Up this green woodland-ride let’s softly rove,
And list the nightingale—she swells just here.
Hush! Let the wood-gate softly clap for fear
The noise might drive her from her home of love
—John Clare, “The Nightingale’s Nest”
The idyllic English countryside of the poet and farm laborer John Clare can seem as far away from our digital age as that of Chaucer. But the idylls Clare described in 200 years ago had already been under threat for several decades by the enclosure of common pasture and hunting grounds, industrialization, and the mass exodus from the villages to the cities and towns, a phenomenon Clare bitterly lamented. As far back as 1770, another poet, Oliver Goldsmith, wrote about the death of country life in his moving elegy “The Deserted Village,” in which he wept over the idealized “Sweet Auburn! parent of the blissful hour, / Thy glades forlorn confess the tyrant’s power.”

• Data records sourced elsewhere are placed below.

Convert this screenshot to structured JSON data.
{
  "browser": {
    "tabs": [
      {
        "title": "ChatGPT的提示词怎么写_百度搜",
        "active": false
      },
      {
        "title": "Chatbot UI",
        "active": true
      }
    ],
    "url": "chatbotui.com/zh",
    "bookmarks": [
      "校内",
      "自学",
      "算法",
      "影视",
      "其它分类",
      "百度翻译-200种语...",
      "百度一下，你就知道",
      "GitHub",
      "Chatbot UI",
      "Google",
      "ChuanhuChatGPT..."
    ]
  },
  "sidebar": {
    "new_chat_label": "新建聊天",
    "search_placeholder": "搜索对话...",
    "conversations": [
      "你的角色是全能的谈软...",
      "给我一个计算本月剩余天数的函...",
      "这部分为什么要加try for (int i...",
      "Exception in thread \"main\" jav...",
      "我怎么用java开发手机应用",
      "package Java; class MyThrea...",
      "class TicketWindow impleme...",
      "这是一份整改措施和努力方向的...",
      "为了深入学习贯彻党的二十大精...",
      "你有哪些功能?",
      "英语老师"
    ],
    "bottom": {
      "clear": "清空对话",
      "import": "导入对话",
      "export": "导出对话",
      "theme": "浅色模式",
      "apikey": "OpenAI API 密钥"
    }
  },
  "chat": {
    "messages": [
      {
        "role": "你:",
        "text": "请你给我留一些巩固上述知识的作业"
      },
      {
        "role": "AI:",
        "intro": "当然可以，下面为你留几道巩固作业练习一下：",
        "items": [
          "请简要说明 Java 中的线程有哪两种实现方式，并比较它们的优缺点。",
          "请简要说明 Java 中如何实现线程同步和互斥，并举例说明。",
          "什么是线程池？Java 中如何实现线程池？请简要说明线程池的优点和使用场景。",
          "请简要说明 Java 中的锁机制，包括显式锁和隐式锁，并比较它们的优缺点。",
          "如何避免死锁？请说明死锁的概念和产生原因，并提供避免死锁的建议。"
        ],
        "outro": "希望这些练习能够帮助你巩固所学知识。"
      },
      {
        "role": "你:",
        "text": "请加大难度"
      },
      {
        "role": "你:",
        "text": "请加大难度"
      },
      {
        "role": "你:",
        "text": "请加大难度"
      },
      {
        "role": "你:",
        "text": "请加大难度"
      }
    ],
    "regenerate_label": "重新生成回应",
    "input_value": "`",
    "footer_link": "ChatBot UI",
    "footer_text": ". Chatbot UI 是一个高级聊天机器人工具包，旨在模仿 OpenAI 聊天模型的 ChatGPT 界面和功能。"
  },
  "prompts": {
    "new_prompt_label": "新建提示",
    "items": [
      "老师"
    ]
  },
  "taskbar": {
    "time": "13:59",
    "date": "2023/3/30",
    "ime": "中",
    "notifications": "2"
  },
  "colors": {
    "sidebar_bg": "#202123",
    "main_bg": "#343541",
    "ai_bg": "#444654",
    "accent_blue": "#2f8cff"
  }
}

By the early Victorian period, English country life seemed like an anachronism amidst proliferating railroads, steamships, and advancing consumer culture. In the mid-1850s, as Clare spent his last years in an asylum, believing himself a prizefighter, Lord Byron, and other delusions, the photographer William Morris Grundy took up a camera and began making ersatz portraits of the disappearing country life the poet loved. Grundy made “dozens of stereoscopic photos,” writes Alex Q. Arbuckle, “primarily posed genre scenes of rustic pursuits such as hunting, fishing, and farming.” After his death in 1959, the photos were “used as illustrations for a book, Sunshine in the Country: A Book of Rural Poetry.
The book was a “harbinger,” writes Victorian scholar Helen Groh, “of what Weston Naef has called the ‘golden age of photographic book illustration.’” With poetry by Wordsworth, Longfellow, Alexander Pope, William Cowper, Thomas Gray, and Clare, among many others, it also represented a prime example of literary nostalgia for a simpler time—a longing for a pastoral past in a Dickensian age of exploitation and loss. The general tenor of the collection, and Grundy’s photos, can be summed up by the title of its first poem, John Gay’s “Rural Pleasures.” Tellingly, Sunshine in the Country did not collect Goldsmith’s “Deserted Village,” nor the poems in which, as George Monbiot writes, Clare documented “both the destruction of place and people and the gradual collapse of his own state of mind”:
Inclosure came and trampled on the grave
Of labour’s rights and left the poor a slave…
And birds and trees and flowers without a name
All sighed when lawless law’s enclosure came.